Qatar’s Migrant Workers Find Voices on Social Media
DOHA (Middle East Eye) – “There’s nothing wrong being khadama,” writes TikTok user jofaaw in a video caption, using the Arabic word for maid. “We are human like you, we are workers, not a slave.”
The Qatar-based worker was commenting on another video in which a woman was complaining about domestic workers’ excessive use of TikTok on the Kuwaiti channel aloula.24.
“Ya Allah madam!!! You think khadama don’t have right using social media, because you are treating khadama like animals!!! we are human, we are workers not a slave, when we die God not separate madam and khadama!!!!”, jofaaw’s text on the video read.
The Filipina national is one of the countless foreign workers in Qatar who have found their voice on TikTok.

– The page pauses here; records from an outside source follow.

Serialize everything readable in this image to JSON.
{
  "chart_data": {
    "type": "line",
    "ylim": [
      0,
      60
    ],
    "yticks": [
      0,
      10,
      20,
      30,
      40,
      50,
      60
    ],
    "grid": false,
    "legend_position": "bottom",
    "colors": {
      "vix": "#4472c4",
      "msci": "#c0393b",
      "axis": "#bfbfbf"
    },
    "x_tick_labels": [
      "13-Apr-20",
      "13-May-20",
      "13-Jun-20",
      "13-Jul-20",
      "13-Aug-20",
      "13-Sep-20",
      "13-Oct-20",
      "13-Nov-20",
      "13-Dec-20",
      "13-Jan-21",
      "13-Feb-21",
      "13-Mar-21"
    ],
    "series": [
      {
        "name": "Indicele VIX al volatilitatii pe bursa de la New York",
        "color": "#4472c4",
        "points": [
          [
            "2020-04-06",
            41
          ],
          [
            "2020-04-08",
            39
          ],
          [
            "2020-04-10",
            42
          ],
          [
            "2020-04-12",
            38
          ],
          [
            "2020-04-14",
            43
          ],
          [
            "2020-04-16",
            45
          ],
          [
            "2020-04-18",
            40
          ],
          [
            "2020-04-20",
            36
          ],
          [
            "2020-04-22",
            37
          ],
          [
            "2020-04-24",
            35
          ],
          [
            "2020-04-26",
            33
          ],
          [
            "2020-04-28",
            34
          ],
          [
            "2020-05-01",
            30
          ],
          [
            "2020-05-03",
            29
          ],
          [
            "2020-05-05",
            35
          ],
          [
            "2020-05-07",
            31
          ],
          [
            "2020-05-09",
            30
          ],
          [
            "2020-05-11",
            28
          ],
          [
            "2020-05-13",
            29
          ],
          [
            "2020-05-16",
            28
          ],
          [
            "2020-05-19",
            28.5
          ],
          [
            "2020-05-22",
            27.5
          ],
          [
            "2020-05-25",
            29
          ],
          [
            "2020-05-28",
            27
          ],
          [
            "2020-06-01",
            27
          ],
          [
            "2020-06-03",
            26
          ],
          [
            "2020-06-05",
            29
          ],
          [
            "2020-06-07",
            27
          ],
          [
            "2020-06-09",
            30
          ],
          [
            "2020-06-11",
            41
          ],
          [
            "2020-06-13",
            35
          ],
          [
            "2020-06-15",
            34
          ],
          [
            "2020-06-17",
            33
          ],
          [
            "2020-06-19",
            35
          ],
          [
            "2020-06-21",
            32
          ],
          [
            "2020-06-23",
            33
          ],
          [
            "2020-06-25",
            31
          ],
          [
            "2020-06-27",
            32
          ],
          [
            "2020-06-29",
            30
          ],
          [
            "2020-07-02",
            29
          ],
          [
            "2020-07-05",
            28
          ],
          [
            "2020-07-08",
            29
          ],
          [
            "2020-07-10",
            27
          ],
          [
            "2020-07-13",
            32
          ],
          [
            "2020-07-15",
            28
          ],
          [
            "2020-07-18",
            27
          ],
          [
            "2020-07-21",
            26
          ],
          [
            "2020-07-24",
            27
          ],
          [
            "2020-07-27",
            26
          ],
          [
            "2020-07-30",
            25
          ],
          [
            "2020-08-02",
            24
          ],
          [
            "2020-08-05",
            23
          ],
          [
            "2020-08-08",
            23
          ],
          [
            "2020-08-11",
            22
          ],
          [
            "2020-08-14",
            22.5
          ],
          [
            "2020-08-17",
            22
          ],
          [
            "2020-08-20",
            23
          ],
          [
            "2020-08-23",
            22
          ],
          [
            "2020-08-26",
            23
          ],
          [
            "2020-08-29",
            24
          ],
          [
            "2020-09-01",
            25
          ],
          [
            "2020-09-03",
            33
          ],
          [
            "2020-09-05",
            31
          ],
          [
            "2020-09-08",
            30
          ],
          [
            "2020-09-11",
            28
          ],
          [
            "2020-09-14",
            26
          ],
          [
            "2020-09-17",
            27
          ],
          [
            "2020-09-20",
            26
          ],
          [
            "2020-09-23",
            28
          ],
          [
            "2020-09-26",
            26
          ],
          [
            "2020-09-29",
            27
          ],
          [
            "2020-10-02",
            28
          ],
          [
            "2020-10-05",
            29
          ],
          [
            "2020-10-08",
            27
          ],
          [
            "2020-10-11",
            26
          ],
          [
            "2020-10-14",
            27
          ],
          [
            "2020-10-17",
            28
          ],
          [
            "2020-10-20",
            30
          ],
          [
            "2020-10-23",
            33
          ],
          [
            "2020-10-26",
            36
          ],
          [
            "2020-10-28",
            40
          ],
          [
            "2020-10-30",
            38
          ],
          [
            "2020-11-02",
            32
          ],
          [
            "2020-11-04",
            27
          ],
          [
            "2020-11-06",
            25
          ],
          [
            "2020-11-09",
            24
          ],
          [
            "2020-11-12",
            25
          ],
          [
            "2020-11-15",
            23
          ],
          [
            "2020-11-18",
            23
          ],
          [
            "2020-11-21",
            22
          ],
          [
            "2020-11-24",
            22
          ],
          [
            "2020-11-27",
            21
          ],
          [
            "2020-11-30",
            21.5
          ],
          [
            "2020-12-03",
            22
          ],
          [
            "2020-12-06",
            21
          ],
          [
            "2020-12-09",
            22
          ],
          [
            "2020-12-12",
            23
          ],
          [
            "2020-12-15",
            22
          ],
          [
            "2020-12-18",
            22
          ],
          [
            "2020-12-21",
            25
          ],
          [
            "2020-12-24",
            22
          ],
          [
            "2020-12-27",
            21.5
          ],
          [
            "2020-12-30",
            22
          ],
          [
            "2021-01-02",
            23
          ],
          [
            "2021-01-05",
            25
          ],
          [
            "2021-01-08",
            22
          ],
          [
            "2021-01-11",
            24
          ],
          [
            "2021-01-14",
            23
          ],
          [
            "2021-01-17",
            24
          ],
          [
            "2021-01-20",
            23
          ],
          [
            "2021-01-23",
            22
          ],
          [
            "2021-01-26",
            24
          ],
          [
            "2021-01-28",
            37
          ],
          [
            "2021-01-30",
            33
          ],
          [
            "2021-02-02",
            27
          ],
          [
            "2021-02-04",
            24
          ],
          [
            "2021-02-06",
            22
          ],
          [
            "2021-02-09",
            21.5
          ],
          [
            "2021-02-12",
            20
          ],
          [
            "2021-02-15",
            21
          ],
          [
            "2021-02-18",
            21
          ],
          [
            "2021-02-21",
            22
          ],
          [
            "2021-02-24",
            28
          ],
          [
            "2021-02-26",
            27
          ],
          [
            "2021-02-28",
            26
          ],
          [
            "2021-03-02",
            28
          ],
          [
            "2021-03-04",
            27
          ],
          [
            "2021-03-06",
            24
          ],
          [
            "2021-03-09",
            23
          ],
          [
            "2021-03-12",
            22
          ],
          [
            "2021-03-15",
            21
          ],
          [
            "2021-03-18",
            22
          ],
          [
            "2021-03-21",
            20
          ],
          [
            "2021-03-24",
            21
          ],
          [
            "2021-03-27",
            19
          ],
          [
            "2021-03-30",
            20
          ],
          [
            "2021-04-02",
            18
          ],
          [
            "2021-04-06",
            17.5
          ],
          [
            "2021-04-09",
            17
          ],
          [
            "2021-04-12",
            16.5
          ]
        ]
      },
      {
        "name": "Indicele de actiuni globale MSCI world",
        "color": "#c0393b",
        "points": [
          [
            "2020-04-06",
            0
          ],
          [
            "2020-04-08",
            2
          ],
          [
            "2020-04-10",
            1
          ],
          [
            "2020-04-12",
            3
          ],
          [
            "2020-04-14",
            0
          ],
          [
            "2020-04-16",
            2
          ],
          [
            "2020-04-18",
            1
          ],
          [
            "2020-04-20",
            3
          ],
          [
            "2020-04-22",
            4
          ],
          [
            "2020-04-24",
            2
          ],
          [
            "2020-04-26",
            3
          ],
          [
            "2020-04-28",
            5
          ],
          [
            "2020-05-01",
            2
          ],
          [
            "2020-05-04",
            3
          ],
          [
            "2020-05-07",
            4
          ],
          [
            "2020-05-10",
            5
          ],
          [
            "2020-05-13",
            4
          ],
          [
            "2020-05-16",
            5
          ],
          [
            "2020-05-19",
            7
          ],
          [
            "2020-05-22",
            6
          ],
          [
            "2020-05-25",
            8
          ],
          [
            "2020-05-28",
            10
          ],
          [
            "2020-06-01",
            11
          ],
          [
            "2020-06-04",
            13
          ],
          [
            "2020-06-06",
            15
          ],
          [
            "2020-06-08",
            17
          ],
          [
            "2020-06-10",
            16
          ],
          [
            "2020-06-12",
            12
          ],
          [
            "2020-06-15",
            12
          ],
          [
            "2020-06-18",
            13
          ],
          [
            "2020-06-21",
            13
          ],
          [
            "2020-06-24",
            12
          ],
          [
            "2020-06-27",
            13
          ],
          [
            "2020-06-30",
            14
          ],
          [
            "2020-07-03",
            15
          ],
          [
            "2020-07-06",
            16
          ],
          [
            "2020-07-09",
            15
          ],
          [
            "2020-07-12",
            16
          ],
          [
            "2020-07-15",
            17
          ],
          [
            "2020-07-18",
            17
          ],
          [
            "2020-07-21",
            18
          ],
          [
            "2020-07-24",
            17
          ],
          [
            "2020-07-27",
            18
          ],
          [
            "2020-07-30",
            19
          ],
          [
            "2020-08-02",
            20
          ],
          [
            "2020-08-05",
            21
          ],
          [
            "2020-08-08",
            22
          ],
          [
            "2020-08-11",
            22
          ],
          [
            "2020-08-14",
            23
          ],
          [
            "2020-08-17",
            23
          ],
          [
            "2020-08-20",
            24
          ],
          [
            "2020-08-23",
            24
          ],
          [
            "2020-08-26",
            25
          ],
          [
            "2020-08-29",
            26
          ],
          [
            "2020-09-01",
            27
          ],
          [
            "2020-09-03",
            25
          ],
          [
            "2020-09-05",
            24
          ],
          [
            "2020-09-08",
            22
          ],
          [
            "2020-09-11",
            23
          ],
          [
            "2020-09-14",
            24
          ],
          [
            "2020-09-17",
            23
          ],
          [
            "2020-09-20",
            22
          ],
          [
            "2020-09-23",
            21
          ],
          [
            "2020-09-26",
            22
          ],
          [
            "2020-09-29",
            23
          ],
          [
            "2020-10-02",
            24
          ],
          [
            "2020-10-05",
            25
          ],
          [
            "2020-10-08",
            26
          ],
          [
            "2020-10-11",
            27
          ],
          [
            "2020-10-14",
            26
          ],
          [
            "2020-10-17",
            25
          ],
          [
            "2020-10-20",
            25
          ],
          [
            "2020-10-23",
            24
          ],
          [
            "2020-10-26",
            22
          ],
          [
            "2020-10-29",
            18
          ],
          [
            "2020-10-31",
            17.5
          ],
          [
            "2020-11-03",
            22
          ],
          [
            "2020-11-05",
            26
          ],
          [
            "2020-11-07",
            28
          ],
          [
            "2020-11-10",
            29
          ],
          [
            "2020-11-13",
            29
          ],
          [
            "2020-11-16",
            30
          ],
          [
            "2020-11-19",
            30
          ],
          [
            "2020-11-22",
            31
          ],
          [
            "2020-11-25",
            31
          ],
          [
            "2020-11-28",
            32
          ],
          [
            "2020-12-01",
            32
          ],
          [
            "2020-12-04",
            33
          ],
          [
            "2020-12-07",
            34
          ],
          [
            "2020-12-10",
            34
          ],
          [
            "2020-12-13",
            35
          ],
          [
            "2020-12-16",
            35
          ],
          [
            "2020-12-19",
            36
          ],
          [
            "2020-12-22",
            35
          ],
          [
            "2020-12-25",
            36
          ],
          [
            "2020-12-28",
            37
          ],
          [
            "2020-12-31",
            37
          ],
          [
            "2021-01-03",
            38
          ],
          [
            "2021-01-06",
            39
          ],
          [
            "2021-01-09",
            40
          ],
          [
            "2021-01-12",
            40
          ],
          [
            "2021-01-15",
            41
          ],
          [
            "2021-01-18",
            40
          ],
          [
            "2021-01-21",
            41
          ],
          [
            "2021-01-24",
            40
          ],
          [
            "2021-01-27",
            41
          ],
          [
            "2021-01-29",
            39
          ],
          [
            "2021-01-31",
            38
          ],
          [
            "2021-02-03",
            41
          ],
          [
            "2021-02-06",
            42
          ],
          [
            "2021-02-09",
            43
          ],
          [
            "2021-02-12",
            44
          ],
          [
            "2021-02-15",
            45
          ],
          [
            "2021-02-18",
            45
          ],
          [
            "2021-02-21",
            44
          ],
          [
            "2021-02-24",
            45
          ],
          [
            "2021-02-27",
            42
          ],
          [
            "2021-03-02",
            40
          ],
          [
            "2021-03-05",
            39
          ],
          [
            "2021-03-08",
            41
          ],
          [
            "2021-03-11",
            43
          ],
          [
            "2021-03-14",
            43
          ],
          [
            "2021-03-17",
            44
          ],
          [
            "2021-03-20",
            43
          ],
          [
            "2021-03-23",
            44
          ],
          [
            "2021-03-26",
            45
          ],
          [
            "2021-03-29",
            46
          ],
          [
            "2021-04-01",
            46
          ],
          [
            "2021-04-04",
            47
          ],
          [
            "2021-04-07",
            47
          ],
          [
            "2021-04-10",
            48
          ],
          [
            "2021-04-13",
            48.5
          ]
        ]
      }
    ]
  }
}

The Chinese short-form video app has quickly become the main medium of expression for the working class in the Persian Gulf nation, where migrant workers make up almost 90 percent of its population of nearly three million people.
Away from government control and public scrutiny, a TikTok user will see almost everything that shapes the life of an expatriate in Doha on the app. In short clips, one can encounter the good, the bad and the ugly, from happy success stories to angry labor protests.
In one video posted in May last year, a group of security workers are seen holding a strike over salary cuts.
Another video, taken in February, shows a man speaking in Hindi encouraging workers with the UrbaCon Trading & Contracting Company (UCC) to demand their rights. In the same month, laborers posted videos of them striking against the construction company.
According to local outlet Doha News, the protests were held after the company extended working hours for employees and removed the Friday day off so as to finish the World Cup projects “on time”.
The company said working overtime is offered and compensated “in accordance with the Labour law”.
In August, dozens of workers were deported after taking part in a rare protest for unpaid and delayed wages owed to them by another Doha-based firm, Al Bandary Engineering and Electrowatt Co.
Despite making strides in labor reforms ahead of the World Cup, set to start in Doha later this year, migrant workers in Qatar are still banned from joining trade unions and taking strike action.
Fearing dismissals and deportations, migrant workers rarely go on strike to protest against poor working conditions, unpaid and delayed wages, and threats of reduced salaries.